New Year’s Eve Brunch Sonnet (#5) (mine).

 

Max is also a Pisces

He hands me the astrology book while reading my “Lovepoem” out loud

My photograph is on the refrigerator

This is my first time at their apartment and my photograph is on the wall

At midnight a blonde girl lights my sparkler after two minutes of matches

Sam in her black turtleneck with a small cup of water and grooving

Kathryn dancing with her hair

Mallory on the couch getting the scoop

In Andrew’s room the bed is stripped

Max makes coffee and the room is mugged

No taxis in all of Brooklyn, no taxis in all of New York

After 4am I’m not especially human

Math and sleep are both about the numbers

This year, again, is all about the words

 

 

Brunch Sonnet 4 (mine).

 

The river was swollen. There were rocks

covered completely by water. We three stood

by the water. It was too cold for smells.

There is nothing so serious as each instant

occurring right after the last. Only this. Then

this. We unribbon. We peeled back, pulled open.

And from our mouths: sets of words. Laughs

of white breath. The story of a star. We are anything,

except that we are only this: this single minute.

One truth after another. My hands were in

my pockets. The river licked at rocks. All

that liquid, all that thirst. The temperature took

away my toes. I see some people twice a year.

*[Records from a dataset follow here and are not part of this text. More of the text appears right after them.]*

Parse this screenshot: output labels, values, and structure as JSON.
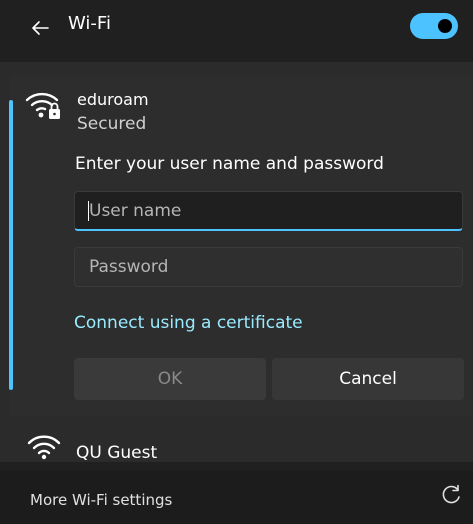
{
  "header": {
    "back_icon": "arrow-left-icon",
    "title": "Wi-Fi",
    "toggle_state": "on",
    "accent_color": "#4cc2ff"
  },
  "networks": [
    {
      "name": "eduroam",
      "status": "Secured",
      "icon": "wifi-lock-icon",
      "expanded": true,
      "auth": {
        "prompt": "Enter your user name and password",
        "username_placeholder": "User name",
        "password_placeholder": "Password",
        "certificate_link": "Connect using a certificate",
        "ok_label": "OK",
        "cancel_label": "Cancel"
      }
    },
    {
      "name": "QU Guest",
      "icon": "wifi-icon",
      "expanded": false
    }
  ],
  "footer": {
    "more_settings": "More Wi-Fi settings",
    "refresh_icon": "refresh-icon"
  }
}
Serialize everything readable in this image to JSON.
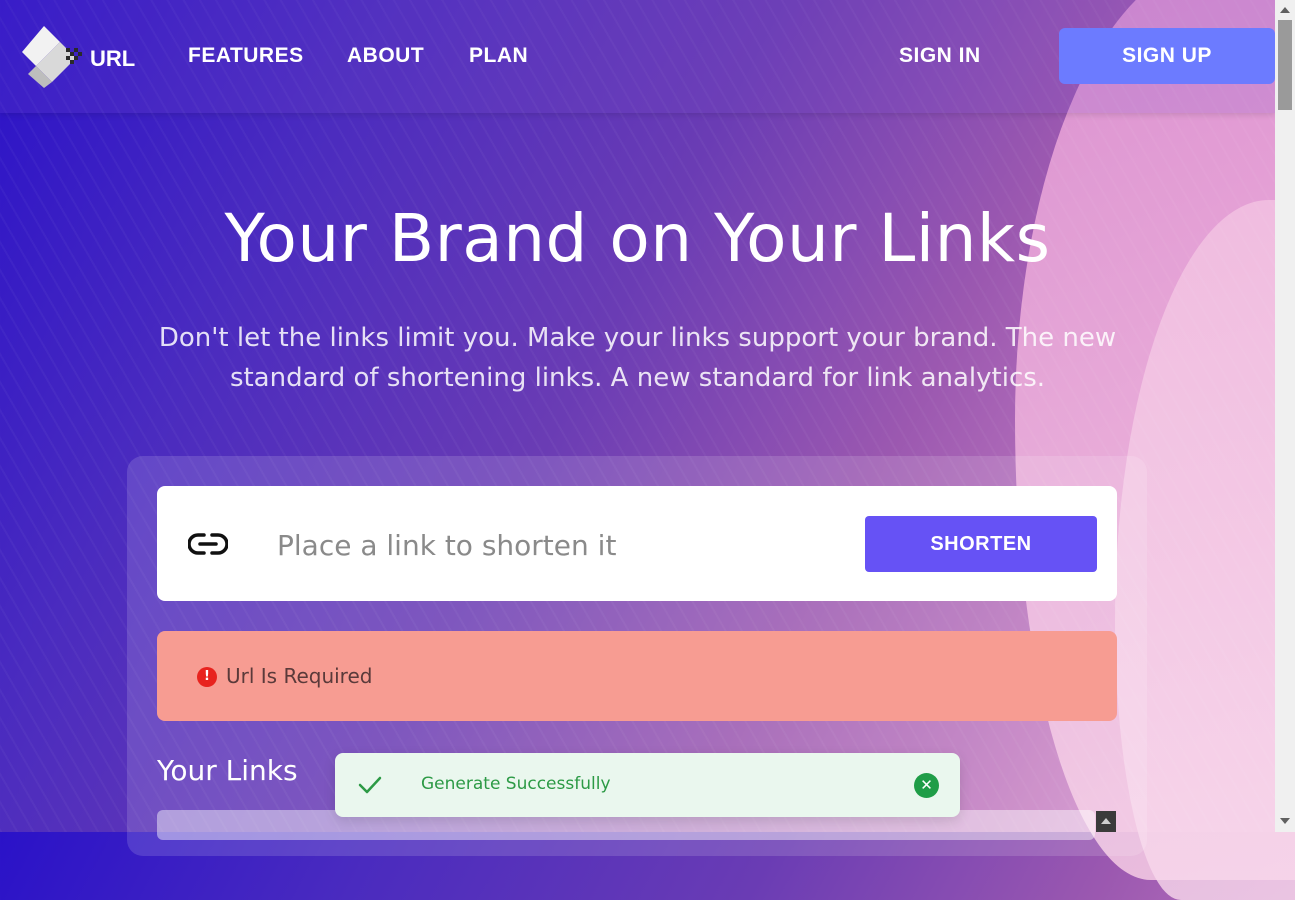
{
  "header": {
    "logo_text": "URL",
    "nav": [
      "FEATURES",
      "ABOUT",
      "PLAN"
    ],
    "sign_in": "SIGN IN",
    "sign_up": "SIGN UP"
  },
  "hero": {
    "title": "Your Brand on Your Links",
    "subtitle": "Don't let the links limit you. Make your links support your brand. The new standard of shortening links. A new standard for link analytics."
  },
  "shortener": {
    "placeholder": "Place a link to shorten it",
    "button": "SHORTEN",
    "error": "Url Is Required"
  },
  "links": {
    "heading": "Your Links"
  },
  "toast": {
    "message": "Generate Successfully"
  },
  "colors": {
    "accent": "#6652f5",
    "signup": "#6c7bff",
    "error_bg": "#f79c92",
    "toast_bg": "#eaf7ee",
    "toast_text": "#2c9a45"
  }
}
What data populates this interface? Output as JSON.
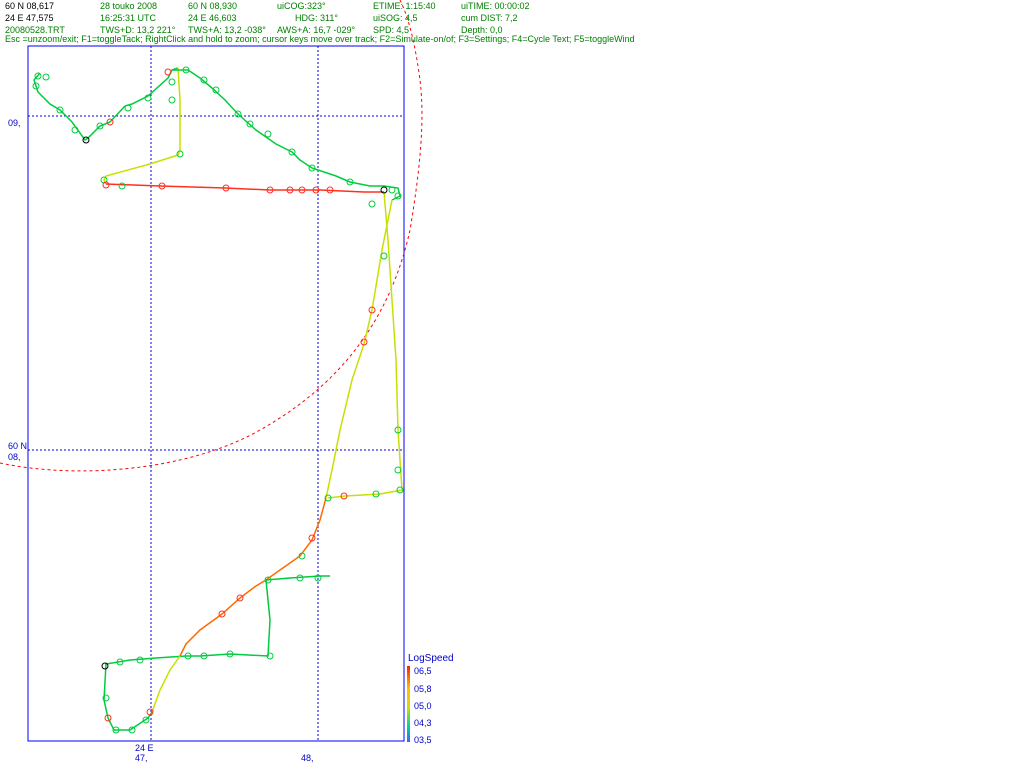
{
  "header": {
    "lat": "60 N 08,617",
    "lon": "24 E 47,575",
    "file": "20080528.TRT",
    "date": "28 touko 2008",
    "time": "16:25:31  UTC",
    "tws_d": "TWS+D: 13,2 221°",
    "cur_lat": "60 N 08,930",
    "cur_lon": "24 E 46,603",
    "tws_a": "TWS+A: 13,2 -038°",
    "uicog": "uiCOG:323°",
    "hdg": "HDG: 311°",
    "aws_a": "AWS+A: 16,7 -029°",
    "etime": "ETIME: 1:15:40",
    "uisog": "uiSOG: 4,5",
    "spd": "SPD: 4,5",
    "uitime": "uiTIME: 00:00:02",
    "cum_dist": "cum DIST: 7,2",
    "depth": "Depth: 0,0",
    "help": "Esc =unzoom/exit; F1=toggleTack; RightClick and hold to zoom; cursor keys move over track; F2=Simulate-on/of; F3=Settings; F4=Cycle Text; F5=toggleWind"
  },
  "axis": {
    "lat_label_09": "09,",
    "lat_label_60n": "60 N",
    "lat_label_08": "08,",
    "lon_label_24e": "24 E",
    "lon_label_47": "47,",
    "lon_label_48": "48,"
  },
  "legend": {
    "title": "LogSpeed",
    "ticks": [
      "06,5",
      "05,8",
      "05,0",
      "04,3",
      "03,5"
    ]
  },
  "colors": {
    "frame": "#0000ff",
    "grid": "#0000cc",
    "circle": "#ff0000",
    "fast": "#ff2000",
    "mid": "#c8e000",
    "slow": "#00cc40"
  }
}
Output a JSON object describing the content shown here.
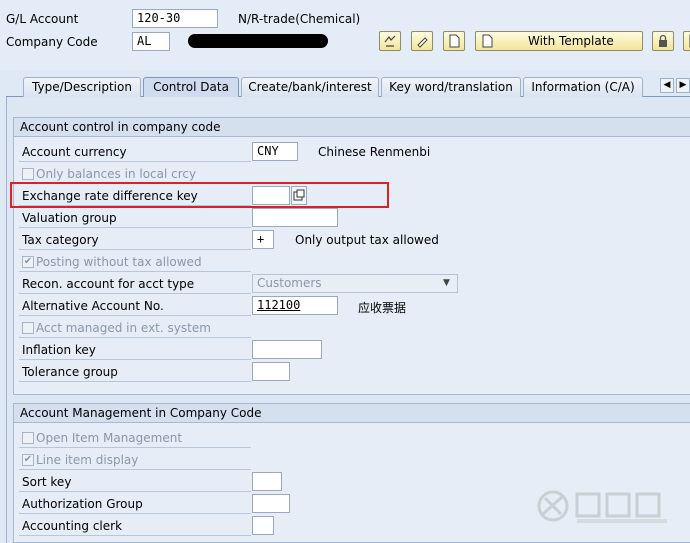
{
  "header": {
    "gl_account_label": "G/L Account",
    "gl_account_value": "120-30",
    "gl_account_desc": "N/R-trade(Chemical)",
    "company_code_label": "Company Code",
    "company_code_value": "AL",
    "with_template_label": "With Template"
  },
  "tabs": [
    {
      "label": "Type/Description"
    },
    {
      "label": "Control Data"
    },
    {
      "label": "Create/bank/interest"
    },
    {
      "label": "Key word/translation"
    },
    {
      "label": "Information (C/A)"
    }
  ],
  "account_control": {
    "title": "Account control in company code",
    "currency_label": "Account currency",
    "currency_value": "CNY",
    "currency_desc": "Chinese Renmenbi",
    "only_balances_label": "Only balances in local crcy",
    "exch_key_label": "Exchange rate difference key",
    "exch_key_value": "",
    "valuation_group_label": "Valuation group",
    "tax_category_label": "Tax category",
    "tax_category_value": "+",
    "tax_category_desc": "Only output tax allowed",
    "posting_without_tax_label": "Posting without tax allowed",
    "recon_label": "Recon. account for acct type",
    "recon_value": "Customers",
    "alt_account_label": "Alternative Account No.",
    "alt_account_value": "112100",
    "alt_account_desc": "应收票据",
    "acct_managed_label": "Acct managed in ext. system",
    "inflation_key_label": "Inflation key",
    "tolerance_group_label": "Tolerance group"
  },
  "account_management": {
    "title": "Account Management in Company Code",
    "open_item_label": "Open Item Management",
    "line_item_label": "Line item display",
    "sort_key_label": "Sort key",
    "auth_group_label": "Authorization Group",
    "accounting_clerk_label": "Accounting clerk"
  },
  "colors": {
    "highlight": "#e02020",
    "button_yellow": "#f2e59a",
    "background": "#dfe9f5"
  }
}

There is a fullness to the sky, an emptiness.

 

 

Brunch Sonnet 2 (mine).

Brunch Sonnet 2

 

I hear you’re writing brunch poems again,

says Eoin. That’s very dangerous for me. He knows

anything he says or does may be used against him

in a poem. Last night I gave ten dollars to one person,

tonight to another. I spend my money on whiskey

and pens and paper goods and friends. They pay me

back. I wear my hair to the side and listen to Camus:

Today we are always as ready to judge as we are

to fornicate. It’s so easy coming home, yelling over

girls I learned to drink with, talking to boys I kissed

and afterward befriended. I get called by my initials

and thrown up into the air by someone who still

walks like a football player. We can’t escape ourselves,

not that we would want to. Not this holiday at least.